Cette question provocatrice se veut d’attirer notre attention sur ce qui se passe chez nos voisins au Nord du Kenya, en Somalie, en Ethiopie et dans certaines parties de la Tanzanie : la sécheresse.

En vacances à Butembo, j’ai souvent vu mes nièces se réveiller à trois heures du matin pour avoir une goutte d’eau potable. Le scénario est presque quotidien pour beaucoup. Un scénario qui ne peut nous laisser indifférents.

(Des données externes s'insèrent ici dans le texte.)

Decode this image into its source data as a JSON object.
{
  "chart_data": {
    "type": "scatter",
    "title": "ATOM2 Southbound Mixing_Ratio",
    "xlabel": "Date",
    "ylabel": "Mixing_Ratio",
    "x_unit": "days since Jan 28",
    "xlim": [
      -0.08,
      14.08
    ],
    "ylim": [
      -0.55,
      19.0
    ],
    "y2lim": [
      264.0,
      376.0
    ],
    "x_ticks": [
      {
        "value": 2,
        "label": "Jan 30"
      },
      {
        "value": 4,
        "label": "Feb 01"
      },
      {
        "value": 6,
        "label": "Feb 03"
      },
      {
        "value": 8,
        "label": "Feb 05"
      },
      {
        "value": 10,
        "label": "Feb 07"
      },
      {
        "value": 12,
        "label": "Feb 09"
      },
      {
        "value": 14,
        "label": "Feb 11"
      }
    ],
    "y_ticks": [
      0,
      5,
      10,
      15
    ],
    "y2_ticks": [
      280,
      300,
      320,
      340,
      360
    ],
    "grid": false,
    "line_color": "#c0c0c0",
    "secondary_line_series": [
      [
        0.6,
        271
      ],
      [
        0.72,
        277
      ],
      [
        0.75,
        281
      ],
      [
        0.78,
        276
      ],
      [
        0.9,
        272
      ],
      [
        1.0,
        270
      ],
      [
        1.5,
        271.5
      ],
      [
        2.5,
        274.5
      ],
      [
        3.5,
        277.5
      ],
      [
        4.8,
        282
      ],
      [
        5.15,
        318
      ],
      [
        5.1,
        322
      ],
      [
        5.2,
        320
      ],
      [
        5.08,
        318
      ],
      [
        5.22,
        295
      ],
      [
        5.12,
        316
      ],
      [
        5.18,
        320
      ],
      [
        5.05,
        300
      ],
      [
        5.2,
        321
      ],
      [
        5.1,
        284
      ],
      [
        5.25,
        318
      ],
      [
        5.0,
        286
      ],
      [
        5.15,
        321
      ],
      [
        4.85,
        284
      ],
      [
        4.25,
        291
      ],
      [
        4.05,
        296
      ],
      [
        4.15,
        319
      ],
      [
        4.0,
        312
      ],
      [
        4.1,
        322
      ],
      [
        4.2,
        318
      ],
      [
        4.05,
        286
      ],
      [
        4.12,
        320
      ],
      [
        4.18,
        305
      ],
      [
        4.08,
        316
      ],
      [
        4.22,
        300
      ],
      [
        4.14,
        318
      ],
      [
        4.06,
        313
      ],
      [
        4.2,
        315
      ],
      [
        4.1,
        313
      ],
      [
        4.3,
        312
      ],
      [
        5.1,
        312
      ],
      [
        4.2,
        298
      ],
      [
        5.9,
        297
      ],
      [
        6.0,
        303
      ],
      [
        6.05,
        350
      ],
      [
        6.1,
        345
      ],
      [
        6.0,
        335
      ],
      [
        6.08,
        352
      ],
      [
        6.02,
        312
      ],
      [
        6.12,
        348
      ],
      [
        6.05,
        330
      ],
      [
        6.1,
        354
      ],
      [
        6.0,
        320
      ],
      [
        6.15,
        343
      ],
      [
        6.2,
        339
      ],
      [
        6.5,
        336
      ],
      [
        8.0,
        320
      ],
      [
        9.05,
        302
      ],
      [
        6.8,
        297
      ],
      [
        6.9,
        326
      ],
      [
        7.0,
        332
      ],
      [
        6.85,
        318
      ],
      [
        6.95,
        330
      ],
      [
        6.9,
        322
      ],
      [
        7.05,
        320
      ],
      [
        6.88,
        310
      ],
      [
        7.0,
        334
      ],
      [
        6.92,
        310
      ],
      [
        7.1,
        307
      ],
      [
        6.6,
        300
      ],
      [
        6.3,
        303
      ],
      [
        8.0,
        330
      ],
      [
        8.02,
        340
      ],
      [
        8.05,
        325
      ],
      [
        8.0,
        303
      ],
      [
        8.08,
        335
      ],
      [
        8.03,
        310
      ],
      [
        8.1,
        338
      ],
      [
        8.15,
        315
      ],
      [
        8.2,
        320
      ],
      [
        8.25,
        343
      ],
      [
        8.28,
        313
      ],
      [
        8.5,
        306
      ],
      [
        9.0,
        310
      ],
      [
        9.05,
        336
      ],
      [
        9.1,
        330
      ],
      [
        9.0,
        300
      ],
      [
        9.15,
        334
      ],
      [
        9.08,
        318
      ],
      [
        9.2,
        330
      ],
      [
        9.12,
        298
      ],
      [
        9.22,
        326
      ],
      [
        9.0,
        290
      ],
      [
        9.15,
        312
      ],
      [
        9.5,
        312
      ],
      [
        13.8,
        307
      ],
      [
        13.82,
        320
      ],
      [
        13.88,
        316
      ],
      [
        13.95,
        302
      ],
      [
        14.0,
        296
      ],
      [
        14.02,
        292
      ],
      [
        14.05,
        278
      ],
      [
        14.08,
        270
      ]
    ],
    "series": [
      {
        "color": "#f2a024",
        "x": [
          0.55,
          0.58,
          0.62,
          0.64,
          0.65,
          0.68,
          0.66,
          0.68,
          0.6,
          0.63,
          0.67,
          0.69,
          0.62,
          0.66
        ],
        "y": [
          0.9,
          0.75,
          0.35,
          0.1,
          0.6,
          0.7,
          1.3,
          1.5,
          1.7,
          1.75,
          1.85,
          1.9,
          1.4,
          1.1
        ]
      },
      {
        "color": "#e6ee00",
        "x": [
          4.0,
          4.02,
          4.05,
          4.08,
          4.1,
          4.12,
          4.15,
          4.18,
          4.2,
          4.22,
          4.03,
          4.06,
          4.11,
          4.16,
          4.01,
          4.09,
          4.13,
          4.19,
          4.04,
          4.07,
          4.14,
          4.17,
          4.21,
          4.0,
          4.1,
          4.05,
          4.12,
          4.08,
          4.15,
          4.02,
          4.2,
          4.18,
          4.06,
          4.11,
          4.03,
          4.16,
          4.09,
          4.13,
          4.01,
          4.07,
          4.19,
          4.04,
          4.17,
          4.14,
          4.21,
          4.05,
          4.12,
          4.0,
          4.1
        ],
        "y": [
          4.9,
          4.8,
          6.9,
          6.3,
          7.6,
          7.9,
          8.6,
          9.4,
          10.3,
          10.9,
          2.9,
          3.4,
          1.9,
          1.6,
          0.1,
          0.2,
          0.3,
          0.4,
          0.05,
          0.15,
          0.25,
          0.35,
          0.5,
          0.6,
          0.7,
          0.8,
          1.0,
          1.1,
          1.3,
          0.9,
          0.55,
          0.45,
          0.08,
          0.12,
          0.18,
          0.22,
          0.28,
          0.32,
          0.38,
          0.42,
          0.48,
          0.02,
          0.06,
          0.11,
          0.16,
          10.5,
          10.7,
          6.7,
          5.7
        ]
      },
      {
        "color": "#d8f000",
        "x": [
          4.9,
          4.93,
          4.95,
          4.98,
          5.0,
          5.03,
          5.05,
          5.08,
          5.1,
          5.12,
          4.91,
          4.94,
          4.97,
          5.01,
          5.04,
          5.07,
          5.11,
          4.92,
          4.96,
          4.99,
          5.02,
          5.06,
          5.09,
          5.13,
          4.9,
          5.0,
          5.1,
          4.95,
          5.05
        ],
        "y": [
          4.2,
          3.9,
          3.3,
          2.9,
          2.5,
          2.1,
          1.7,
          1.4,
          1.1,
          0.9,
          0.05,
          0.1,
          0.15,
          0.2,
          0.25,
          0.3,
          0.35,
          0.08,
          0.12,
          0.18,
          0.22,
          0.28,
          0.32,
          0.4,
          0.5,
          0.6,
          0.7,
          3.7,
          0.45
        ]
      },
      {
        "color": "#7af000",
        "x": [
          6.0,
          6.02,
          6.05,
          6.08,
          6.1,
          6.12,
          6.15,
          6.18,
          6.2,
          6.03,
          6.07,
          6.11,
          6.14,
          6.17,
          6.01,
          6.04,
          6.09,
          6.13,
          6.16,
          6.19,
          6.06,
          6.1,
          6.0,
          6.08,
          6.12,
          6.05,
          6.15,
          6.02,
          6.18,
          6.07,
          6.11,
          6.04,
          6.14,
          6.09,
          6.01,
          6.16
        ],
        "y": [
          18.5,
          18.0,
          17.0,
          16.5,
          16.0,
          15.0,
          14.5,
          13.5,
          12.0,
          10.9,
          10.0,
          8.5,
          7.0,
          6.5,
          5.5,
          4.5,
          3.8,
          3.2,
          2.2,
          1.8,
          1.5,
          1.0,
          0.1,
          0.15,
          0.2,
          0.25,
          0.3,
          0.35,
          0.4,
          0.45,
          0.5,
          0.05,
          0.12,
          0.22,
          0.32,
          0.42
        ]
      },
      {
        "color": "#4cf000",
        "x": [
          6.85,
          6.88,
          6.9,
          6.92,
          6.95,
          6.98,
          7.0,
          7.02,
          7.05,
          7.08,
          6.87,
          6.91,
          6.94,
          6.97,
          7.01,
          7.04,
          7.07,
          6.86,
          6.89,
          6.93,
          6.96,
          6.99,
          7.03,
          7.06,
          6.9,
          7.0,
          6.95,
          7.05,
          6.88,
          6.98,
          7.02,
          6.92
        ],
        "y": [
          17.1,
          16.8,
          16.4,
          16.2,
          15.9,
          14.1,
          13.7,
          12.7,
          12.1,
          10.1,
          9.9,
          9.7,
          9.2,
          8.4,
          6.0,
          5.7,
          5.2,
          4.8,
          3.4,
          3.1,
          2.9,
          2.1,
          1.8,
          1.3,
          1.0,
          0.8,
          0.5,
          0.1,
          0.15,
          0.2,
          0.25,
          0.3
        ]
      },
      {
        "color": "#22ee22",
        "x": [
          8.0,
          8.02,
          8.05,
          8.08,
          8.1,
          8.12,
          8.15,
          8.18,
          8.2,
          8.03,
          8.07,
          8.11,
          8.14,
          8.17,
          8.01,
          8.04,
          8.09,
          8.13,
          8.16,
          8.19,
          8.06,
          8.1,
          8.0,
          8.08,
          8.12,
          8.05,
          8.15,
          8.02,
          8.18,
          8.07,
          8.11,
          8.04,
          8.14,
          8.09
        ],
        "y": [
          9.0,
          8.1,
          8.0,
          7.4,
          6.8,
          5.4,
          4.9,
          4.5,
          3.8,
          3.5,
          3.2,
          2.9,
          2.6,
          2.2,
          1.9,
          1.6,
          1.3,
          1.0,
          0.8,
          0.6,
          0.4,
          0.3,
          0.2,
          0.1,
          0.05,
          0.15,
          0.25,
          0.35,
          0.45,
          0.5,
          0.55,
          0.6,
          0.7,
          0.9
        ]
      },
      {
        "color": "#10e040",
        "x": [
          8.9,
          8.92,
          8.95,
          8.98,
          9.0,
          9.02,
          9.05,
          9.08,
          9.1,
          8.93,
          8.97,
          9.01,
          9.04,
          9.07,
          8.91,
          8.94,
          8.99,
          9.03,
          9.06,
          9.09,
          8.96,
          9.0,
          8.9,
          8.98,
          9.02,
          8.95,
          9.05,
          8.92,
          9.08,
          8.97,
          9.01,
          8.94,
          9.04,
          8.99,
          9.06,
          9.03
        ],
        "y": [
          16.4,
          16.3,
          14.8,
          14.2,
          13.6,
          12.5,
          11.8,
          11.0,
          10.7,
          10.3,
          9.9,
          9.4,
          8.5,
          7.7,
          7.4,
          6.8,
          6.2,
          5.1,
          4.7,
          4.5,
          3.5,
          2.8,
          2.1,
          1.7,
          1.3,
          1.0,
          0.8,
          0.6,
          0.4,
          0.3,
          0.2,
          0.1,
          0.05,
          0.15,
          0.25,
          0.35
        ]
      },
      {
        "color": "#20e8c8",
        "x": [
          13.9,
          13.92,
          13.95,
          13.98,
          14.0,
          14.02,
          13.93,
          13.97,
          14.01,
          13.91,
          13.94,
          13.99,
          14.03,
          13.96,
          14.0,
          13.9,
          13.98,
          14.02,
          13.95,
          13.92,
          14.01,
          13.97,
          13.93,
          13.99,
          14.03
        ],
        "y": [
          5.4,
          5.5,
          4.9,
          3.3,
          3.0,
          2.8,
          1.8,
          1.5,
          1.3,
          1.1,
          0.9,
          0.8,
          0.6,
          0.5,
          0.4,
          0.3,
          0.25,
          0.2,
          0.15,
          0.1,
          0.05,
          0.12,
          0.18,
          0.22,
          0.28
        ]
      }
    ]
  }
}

Depuis plusieurs semaines, certains média se sont tournés vers la corne de l’Afrique où la sécheresse a déjà fait plusieurs victimes humaines et animales. Pour un peuple qui vit essentiellement de l’élevage, la mort de centaines de milliers de bêtes est dramatique. La sécheresse prolongée menace environ 17 millions de personnes et condamnent plusieurs personnes à parcourir jusqu’à plus de 90 Kms pour trouver un point d’eau pour leurs chameaux et leurs vaches. Mes nièces, elles, n’ont qu’à descendre quelques centaines de mètres pour avoir un peu d’eau pour le ménage ! Corne de l’Afrique loin de chez nous peut-être, mais les problèmes de sécheresse, leurs causes et leurs conséquences ne sont pas très loin de nous. Non seulement parce que nos villes connaissent des problèmes d’eau, mais aussi parce que le problème climatique est aujourd’hui une préoccupation globale. « Global warming » dit-on en Anglais, « réchauffement planétaire » en Français, et chacun peut certainement entendre cela dans sa langue.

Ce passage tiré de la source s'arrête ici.